Not a terrible crimp and the wire is very secure in the terminal. This is the first crimp I did. The next ones were actually a little better.

I purchased some Molex and some AMP terminals and I like the AMP/TE ones better. They have some ridges inside that should hold the wire very well.

I purchased these 2 size terminals from onlinecomponents.com. The 1/4″ (TE part # 321598) fits the 6mm terminals on the start solenoid OK, a little loose and the 5/16″ (TE part # 33466) is for the master solenoid.

Some photos of the master solenoid. I roughed in the cables to the battery. I have the SR560 Schottky Diode installed on the solenoid to reduce reverse current from going through the master switch when you switch it off. The starter solenoid has the same, but it’s wired a little different. I’m waiting on a terminal so I can wire that one. The ground lug passes thru to the Faston terminal (in the cabin) for the avionics grounds.

Some wiring run to the starter solenoid. I have to divide up the connections on the switched side of the battery solenoid so some things will connect to the starter solenoid (batt solenoid side). I’m trying to keep wiring neat as I run it because it’s getting confusing. I purchased some reusable zip ties to help keep wires bundled. There’s a 1k ohm 1 watt resistor wired into the cable that goes to the VPX for the starter annunciator.

This is the ALT2 regulator connector that I wired up a few days ago. The regulator is mount ed inside the cabin. The left side has a ring terminal that connect the large capacitor and the right side will connect to the ALT2 relay out on the firewall. I purchased some large Faston connector so I could crimp the 2 12AWG wires into one connector. The Faston connectors are a bit special in that they have a small tab on the back so that they click when inserted in to the connector. I suppose you could just us the PIDG type and then push them directly onto the regulator and not us etch connector.

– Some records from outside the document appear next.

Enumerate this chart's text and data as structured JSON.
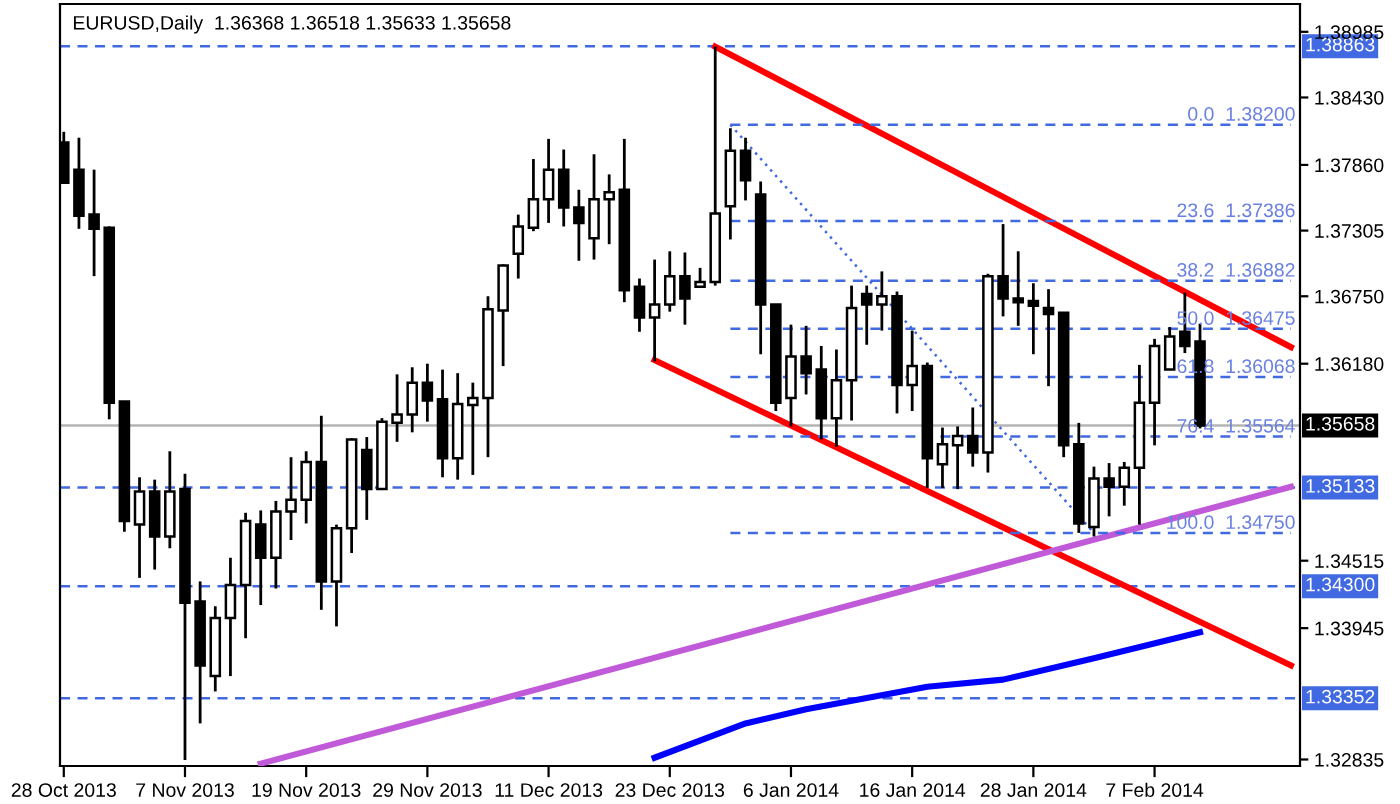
{
  "chart_data": {
    "type": "candlestick",
    "title": "EURUSD,Daily  1.36368 1.36518 1.35633 1.35658",
    "categories": [
      "28 Oct 2013",
      null,
      null,
      null,
      null,
      null,
      null,
      null,
      "7 Nov 2013",
      null,
      null,
      null,
      null,
      null,
      null,
      null,
      "19 Nov 2013",
      null,
      null,
      null,
      null,
      null,
      null,
      null,
      "29 Nov 2013",
      null,
      null,
      null,
      null,
      null,
      null,
      null,
      "11 Dec 2013",
      null,
      null,
      null,
      null,
      null,
      null,
      null,
      "23 Dec 2013",
      null,
      null,
      null,
      null,
      null,
      null,
      null,
      "6 Jan 2014",
      null,
      null,
      null,
      null,
      null,
      null,
      null,
      "16 Jan 2014",
      null,
      null,
      null,
      null,
      null,
      null,
      null,
      "28 Jan 2014",
      null,
      null,
      null,
      null,
      null,
      null,
      null,
      "7 Feb 2014",
      null,
      null,
      null,
      null,
      null,
      null,
      null,
      null,
      null
    ],
    "ohlc": [
      [
        1.3805,
        1.3814,
        1.3771,
        1.3771
      ],
      [
        1.3782,
        1.3809,
        1.3732,
        1.3743
      ],
      [
        1.3744,
        1.3782,
        1.3692,
        1.3732
      ],
      [
        1.3733,
        1.3734,
        1.3571,
        1.3585
      ],
      [
        1.3586,
        1.3586,
        1.3476,
        1.3485
      ],
      [
        1.3482,
        1.3522,
        1.3437,
        1.351
      ],
      [
        1.351,
        1.352,
        1.3444,
        1.3472
      ],
      [
        1.3472,
        1.3544,
        1.3462,
        1.351
      ],
      [
        1.3512,
        1.3525,
        1.3283,
        1.3416
      ],
      [
        1.3417,
        1.3434,
        1.3314,
        1.3363
      ],
      [
        1.3354,
        1.3413,
        1.3341,
        1.3403
      ],
      [
        1.3403,
        1.3454,
        1.3354,
        1.3431
      ],
      [
        1.3431,
        1.3492,
        1.3386,
        1.3485
      ],
      [
        1.3482,
        1.3494,
        1.3414,
        1.3454
      ],
      [
        1.3454,
        1.3502,
        1.3428,
        1.3493
      ],
      [
        1.3493,
        1.3539,
        1.3469,
        1.3503
      ],
      [
        1.3503,
        1.3544,
        1.3483,
        1.3535
      ],
      [
        1.3535,
        1.3574,
        1.341,
        1.3434
      ],
      [
        1.3434,
        1.3482,
        1.3396,
        1.3479
      ],
      [
        1.3479,
        1.3555,
        1.3458,
        1.3554
      ],
      [
        1.3545,
        1.3556,
        1.3486,
        1.3512
      ],
      [
        1.3512,
        1.3572,
        1.3512,
        1.3569
      ],
      [
        1.3568,
        1.3609,
        1.3552,
        1.3575
      ],
      [
        1.3575,
        1.3615,
        1.356,
        1.3602
      ],
      [
        1.3602,
        1.3618,
        1.3569,
        1.3587
      ],
      [
        1.3588,
        1.3613,
        1.3522,
        1.3538
      ],
      [
        1.3538,
        1.361,
        1.352,
        1.3584
      ],
      [
        1.3583,
        1.3602,
        1.3524,
        1.3589
      ],
      [
        1.3589,
        1.3675,
        1.3539,
        1.3664
      ],
      [
        1.3663,
        1.3702,
        1.3616,
        1.3701
      ],
      [
        1.3711,
        1.3744,
        1.369,
        1.3734
      ],
      [
        1.3733,
        1.3791,
        1.373,
        1.3757
      ],
      [
        1.3757,
        1.3808,
        1.3737,
        1.3782
      ],
      [
        1.3782,
        1.3799,
        1.3734,
        1.375
      ],
      [
        1.375,
        1.3765,
        1.3705,
        1.3737
      ],
      [
        1.3724,
        1.3795,
        1.3706,
        1.3757
      ],
      [
        1.3757,
        1.3778,
        1.3719,
        1.3763
      ],
      [
        1.3765,
        1.3808,
        1.367,
        1.368
      ],
      [
        1.3683,
        1.369,
        1.3645,
        1.3657
      ],
      [
        1.3657,
        1.3706,
        1.362,
        1.3668
      ],
      [
        1.3668,
        1.3713,
        1.3662,
        1.3692
      ],
      [
        1.3692,
        1.3712,
        1.3651,
        1.3673
      ],
      [
        1.3683,
        1.3699,
        1.3683,
        1.3687
      ],
      [
        1.3687,
        1.3886,
        1.3684,
        1.3745
      ],
      [
        1.3751,
        1.3817,
        1.3723,
        1.3798
      ],
      [
        1.3798,
        1.3809,
        1.3756,
        1.3773
      ],
      [
        1.3761,
        1.3772,
        1.3626,
        1.3668
      ],
      [
        1.3668,
        1.3668,
        1.3578,
        1.3585
      ],
      [
        1.3589,
        1.3651,
        1.3565,
        1.3624
      ],
      [
        1.3624,
        1.365,
        1.3592,
        1.361
      ],
      [
        1.3613,
        1.3633,
        1.3554,
        1.3572
      ],
      [
        1.3572,
        1.363,
        1.3548,
        1.3604
      ],
      [
        1.3604,
        1.3684,
        1.357,
        1.3665
      ],
      [
        1.3677,
        1.3684,
        1.3634,
        1.3668
      ],
      [
        1.3668,
        1.3696,
        1.3646,
        1.3675
      ],
      [
        1.3675,
        1.3679,
        1.3576,
        1.36
      ],
      [
        1.36,
        1.3646,
        1.3578,
        1.3616
      ],
      [
        1.3616,
        1.3619,
        1.3513,
        1.3538
      ],
      [
        1.3533,
        1.3564,
        1.3513,
        1.355
      ],
      [
        1.3549,
        1.3565,
        1.3512,
        1.3557
      ],
      [
        1.3557,
        1.3581,
        1.3531,
        1.3543
      ],
      [
        1.3543,
        1.3694,
        1.3526,
        1.3692
      ],
      [
        1.3692,
        1.3736,
        1.3658,
        1.3673
      ],
      [
        1.3673,
        1.3713,
        1.365,
        1.367
      ],
      [
        1.3671,
        1.3686,
        1.3626,
        1.3667
      ],
      [
        1.3665,
        1.3681,
        1.3599,
        1.366
      ],
      [
        1.3661,
        1.3661,
        1.3539,
        1.3549
      ],
      [
        1.355,
        1.3568,
        1.3475,
        1.3483
      ],
      [
        1.348,
        1.3531,
        1.3472,
        1.3521
      ],
      [
        1.3521,
        1.3534,
        1.3489,
        1.3514
      ],
      [
        1.3514,
        1.3535,
        1.3498,
        1.353
      ],
      [
        1.353,
        1.3617,
        1.3482,
        1.3585
      ],
      [
        1.3585,
        1.3639,
        1.3549,
        1.3633
      ],
      [
        1.3613,
        1.3649,
        1.3613,
        1.3641
      ],
      [
        1.3645,
        1.3678,
        1.3627,
        1.3633
      ],
      [
        1.36368,
        1.36518,
        1.35633,
        1.35658
      ],
      null,
      null,
      null,
      null,
      null,
      null
    ],
    "series": [
      {
        "type": "line",
        "color": "#ff0000",
        "line_style": "solid",
        "values": [
          null,
          null,
          null,
          null,
          null,
          null,
          null,
          null,
          null,
          null,
          null,
          null,
          null,
          null,
          null,
          null,
          null,
          null,
          null,
          null,
          null,
          null,
          null,
          null,
          null,
          null,
          null,
          null,
          null,
          null,
          null,
          null,
          null,
          null,
          null,
          null,
          null,
          null,
          null,
          null,
          null,
          null,
          null,
          1.3886,
          null,
          null,
          null,
          null,
          null,
          null,
          null,
          null,
          null,
          null,
          null,
          null,
          null,
          null,
          null,
          null,
          null,
          null,
          null,
          null,
          null,
          null,
          null,
          null,
          null,
          null,
          null,
          null,
          null,
          null,
          null,
          null,
          null,
          null,
          null,
          null,
          null,
          1.3632
        ]
      },
      {
        "type": "line",
        "color": "#ff0000",
        "line_style": "solid",
        "values": [
          null,
          null,
          null,
          null,
          null,
          null,
          null,
          null,
          null,
          null,
          null,
          null,
          null,
          null,
          null,
          null,
          null,
          null,
          null,
          null,
          null,
          null,
          null,
          null,
          null,
          null,
          null,
          null,
          null,
          null,
          null,
          null,
          null,
          null,
          null,
          null,
          null,
          null,
          null,
          1.3621,
          null,
          null,
          null,
          null,
          null,
          null,
          null,
          null,
          null,
          null,
          null,
          null,
          null,
          null,
          null,
          null,
          null,
          null,
          null,
          null,
          null,
          null,
          null,
          null,
          null,
          null,
          null,
          null,
          null,
          null,
          null,
          null,
          null,
          null,
          null,
          null,
          null,
          null,
          null,
          null,
          null,
          1.3363
        ]
      },
      {
        "type": "line",
        "color": "#c05ad8",
        "line_style": "solid",
        "values": [
          null,
          null,
          null,
          null,
          null,
          null,
          null,
          null,
          null,
          null,
          null,
          null,
          null,
          1.328,
          null,
          null,
          null,
          null,
          null,
          null,
          null,
          null,
          null,
          null,
          null,
          null,
          null,
          null,
          null,
          null,
          null,
          null,
          null,
          null,
          null,
          null,
          null,
          null,
          null,
          null,
          null,
          null,
          null,
          null,
          null,
          null,
          null,
          null,
          null,
          null,
          null,
          null,
          null,
          null,
          null,
          null,
          null,
          null,
          null,
          null,
          null,
          null,
          null,
          null,
          null,
          null,
          null,
          null,
          null,
          null,
          null,
          null,
          null,
          null,
          null,
          null,
          null,
          null,
          null,
          null,
          null,
          1.3514
        ]
      },
      {
        "type": "line",
        "color": "#0000ff",
        "line_style": "solid",
        "values": [
          null,
          null,
          null,
          null,
          null,
          null,
          null,
          null,
          null,
          null,
          null,
          null,
          null,
          null,
          null,
          null,
          null,
          null,
          null,
          null,
          null,
          null,
          null,
          null,
          null,
          null,
          null,
          null,
          null,
          null,
          null,
          null,
          null,
          null,
          null,
          null,
          null,
          null,
          null,
          1.3285,
          null,
          null,
          null,
          null,
          null,
          1.3314,
          null,
          null,
          null,
          1.3326,
          null,
          null,
          null,
          null,
          null,
          null,
          null,
          1.3345,
          null,
          null,
          null,
          null,
          1.3351,
          null,
          null,
          null,
          null,
          null,
          1.3369,
          null,
          null,
          null,
          null,
          null,
          null,
          1.3391,
          null,
          null,
          null,
          null,
          null,
          null
        ]
      },
      {
        "type": "line",
        "color": "#4169e1",
        "line_style": "dotted",
        "values": [
          null,
          null,
          null,
          null,
          null,
          null,
          null,
          null,
          null,
          null,
          null,
          null,
          null,
          null,
          null,
          null,
          null,
          null,
          null,
          null,
          null,
          null,
          null,
          null,
          null,
          null,
          null,
          null,
          null,
          null,
          null,
          null,
          null,
          null,
          null,
          null,
          null,
          null,
          null,
          null,
          null,
          null,
          null,
          null,
          1.382,
          null,
          null,
          null,
          null,
          null,
          null,
          null,
          null,
          null,
          null,
          null,
          null,
          null,
          null,
          null,
          null,
          null,
          null,
          null,
          null,
          null,
          null,
          null,
          1.3475,
          null,
          null,
          null,
          null,
          null,
          null,
          null,
          null,
          null,
          null,
          null,
          null,
          null
        ]
      },
      {
        "type": "line",
        "color": "#4169e1",
        "line_style": "dashed",
        "values": [
          null,
          null,
          null,
          null,
          null,
          null,
          null,
          null,
          null,
          null,
          null,
          null,
          null,
          null,
          null,
          null,
          null,
          null,
          null,
          null,
          null,
          null,
          null,
          null,
          null,
          null,
          null,
          null,
          null,
          null,
          null,
          null,
          null,
          null,
          null,
          null,
          null,
          null,
          null,
          null,
          null,
          null,
          null,
          null,
          1.382,
          null,
          null,
          null,
          null,
          null,
          null,
          null,
          null,
          null,
          null,
          null,
          null,
          null,
          null,
          null,
          null,
          null,
          null,
          null,
          null,
          null,
          null,
          null,
          null,
          null,
          null,
          null,
          null,
          null,
          null,
          null,
          null,
          null,
          null,
          null,
          null,
          1.382
        ]
      },
      {
        "type": "line",
        "color": "#4169e1",
        "line_style": "dashed",
        "values": [
          null,
          null,
          null,
          null,
          null,
          null,
          null,
          null,
          null,
          null,
          null,
          null,
          null,
          null,
          null,
          null,
          null,
          null,
          null,
          null,
          null,
          null,
          null,
          null,
          null,
          null,
          null,
          null,
          null,
          null,
          null,
          null,
          null,
          null,
          null,
          null,
          null,
          null,
          null,
          null,
          null,
          null,
          null,
          null,
          1.37386,
          null,
          null,
          null,
          null,
          null,
          null,
          null,
          null,
          null,
          null,
          null,
          null,
          null,
          null,
          null,
          null,
          null,
          null,
          null,
          null,
          null,
          null,
          null,
          null,
          null,
          null,
          null,
          null,
          null,
          null,
          null,
          null,
          null,
          null,
          null,
          null,
          1.37386
        ]
      },
      {
        "type": "line",
        "color": "#4169e1",
        "line_style": "dashed",
        "values": [
          null,
          null,
          null,
          null,
          null,
          null,
          null,
          null,
          null,
          null,
          null,
          null,
          null,
          null,
          null,
          null,
          null,
          null,
          null,
          null,
          null,
          null,
          null,
          null,
          null,
          null,
          null,
          null,
          null,
          null,
          null,
          null,
          null,
          null,
          null,
          null,
          null,
          null,
          null,
          null,
          null,
          null,
          null,
          null,
          1.36882,
          null,
          null,
          null,
          null,
          null,
          null,
          null,
          null,
          null,
          null,
          null,
          null,
          null,
          null,
          null,
          null,
          null,
          null,
          null,
          null,
          null,
          null,
          null,
          null,
          null,
          null,
          null,
          null,
          null,
          null,
          null,
          null,
          null,
          null,
          null,
          null,
          1.36882
        ]
      },
      {
        "type": "line",
        "color": "#4169e1",
        "line_style": "dashed",
        "values": [
          null,
          null,
          null,
          null,
          null,
          null,
          null,
          null,
          null,
          null,
          null,
          null,
          null,
          null,
          null,
          null,
          null,
          null,
          null,
          null,
          null,
          null,
          null,
          null,
          null,
          null,
          null,
          null,
          null,
          null,
          null,
          null,
          null,
          null,
          null,
          null,
          null,
          null,
          null,
          null,
          null,
          null,
          null,
          null,
          1.36475,
          null,
          null,
          null,
          null,
          null,
          null,
          null,
          null,
          null,
          null,
          null,
          null,
          null,
          null,
          null,
          null,
          null,
          null,
          null,
          null,
          null,
          null,
          null,
          null,
          null,
          null,
          null,
          null,
          null,
          null,
          null,
          null,
          null,
          null,
          null,
          null,
          1.36475
        ]
      },
      {
        "type": "line",
        "color": "#4169e1",
        "line_style": "dashed",
        "values": [
          null,
          null,
          null,
          null,
          null,
          null,
          null,
          null,
          null,
          null,
          null,
          null,
          null,
          null,
          null,
          null,
          null,
          null,
          null,
          null,
          null,
          null,
          null,
          null,
          null,
          null,
          null,
          null,
          null,
          null,
          null,
          null,
          null,
          null,
          null,
          null,
          null,
          null,
          null,
          null,
          null,
          null,
          null,
          null,
          1.36068,
          null,
          null,
          null,
          null,
          null,
          null,
          null,
          null,
          null,
          null,
          null,
          null,
          null,
          null,
          null,
          null,
          null,
          null,
          null,
          null,
          null,
          null,
          null,
          null,
          null,
          null,
          null,
          null,
          null,
          null,
          null,
          null,
          null,
          null,
          null,
          null,
          1.36068
        ]
      },
      {
        "type": "line",
        "color": "#4169e1",
        "line_style": "dashed",
        "values": [
          null,
          null,
          null,
          null,
          null,
          null,
          null,
          null,
          null,
          null,
          null,
          null,
          null,
          null,
          null,
          null,
          null,
          null,
          null,
          null,
          null,
          null,
          null,
          null,
          null,
          null,
          null,
          null,
          null,
          null,
          null,
          null,
          null,
          null,
          null,
          null,
          null,
          null,
          null,
          null,
          null,
          null,
          null,
          null,
          1.35564,
          null,
          null,
          null,
          null,
          null,
          null,
          null,
          null,
          null,
          null,
          null,
          null,
          null,
          null,
          null,
          null,
          null,
          null,
          null,
          null,
          null,
          null,
          null,
          null,
          null,
          null,
          null,
          null,
          null,
          null,
          null,
          null,
          null,
          null,
          null,
          null,
          1.35564
        ]
      },
      {
        "type": "line",
        "color": "#4169e1",
        "line_style": "dashed",
        "values": [
          null,
          null,
          null,
          null,
          null,
          null,
          null,
          null,
          null,
          null,
          null,
          null,
          null,
          null,
          null,
          null,
          null,
          null,
          null,
          null,
          null,
          null,
          null,
          null,
          null,
          null,
          null,
          null,
          null,
          null,
          null,
          null,
          null,
          null,
          null,
          null,
          null,
          null,
          null,
          null,
          null,
          null,
          null,
          null,
          1.3475,
          null,
          null,
          null,
          null,
          null,
          null,
          null,
          null,
          null,
          null,
          null,
          null,
          null,
          null,
          null,
          null,
          null,
          null,
          null,
          null,
          null,
          null,
          null,
          null,
          null,
          null,
          null,
          null,
          null,
          null,
          null,
          null,
          null,
          null,
          null,
          null,
          1.3475
        ]
      }
    ],
    "annotations": [
      "0.0  1.38200",
      "23.6  1.37386",
      "38.2  1.36882",
      "50.0  1.36475",
      "61.8  1.36068",
      "76.4  1.35564",
      "100.0  1.34750"
    ],
    "ref_lines": [
      {
        "axis": "y",
        "value": 1.38863,
        "label": "1.38863",
        "color": "#4169e1",
        "line_style": "dashed"
      },
      {
        "axis": "y",
        "value": 1.35133,
        "label": "1.35133",
        "color": "#4169e1",
        "line_style": "dashed"
      },
      {
        "axis": "y",
        "value": 1.343,
        "label": "1.34300",
        "color": "#4169e1",
        "line_style": "dashed"
      },
      {
        "axis": "y",
        "value": 1.33352,
        "label": "1.33352",
        "color": "#4169e1",
        "line_style": "dashed"
      },
      {
        "axis": "y",
        "value": 1.35658,
        "label": "1.35658",
        "color": "#b4b4b4",
        "line_style": "solid"
      }
    ],
    "ylim": [
      1.3278,
      1.3922
    ],
    "yticks": [
      {
        "value": 1.38985,
        "label": "1.38985"
      },
      {
        "value": 1.3843,
        "label": "1.38430"
      },
      {
        "value": 1.3786,
        "label": "1.37860"
      },
      {
        "value": 1.37305,
        "label": "1.37305"
      },
      {
        "value": 1.3675,
        "label": "1.36750"
      },
      {
        "value": 1.3618,
        "label": "1.36180"
      },
      {
        "value": 1.34515,
        "label": "1.34515"
      },
      {
        "value": 1.33945,
        "label": "1.33945"
      },
      {
        "value": 1.32835,
        "label": "1.32835"
      }
    ],
    "grid": false,
    "legend": false
  }
}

I will be mounting the MAXI fuse holders on the firewall as well. I had purchased some Littelfuse fuse holders which I really like, but I don’t like how the terminals crimped on. I don’t have the correct tool and I’m not going to spend $300 on it just to crimp 4 connections. You also can’t just buy the terminals so I’d have to spend another $30 a pop on the holders if I want to redo them. I have some Blue Seas Systems fuse holders coming which use ring terminals. I’ll see how these work out. I have to mount them side by side on the firewall so it’s gong to take up some space. I also need to figure out where to mount the ALT2 relay.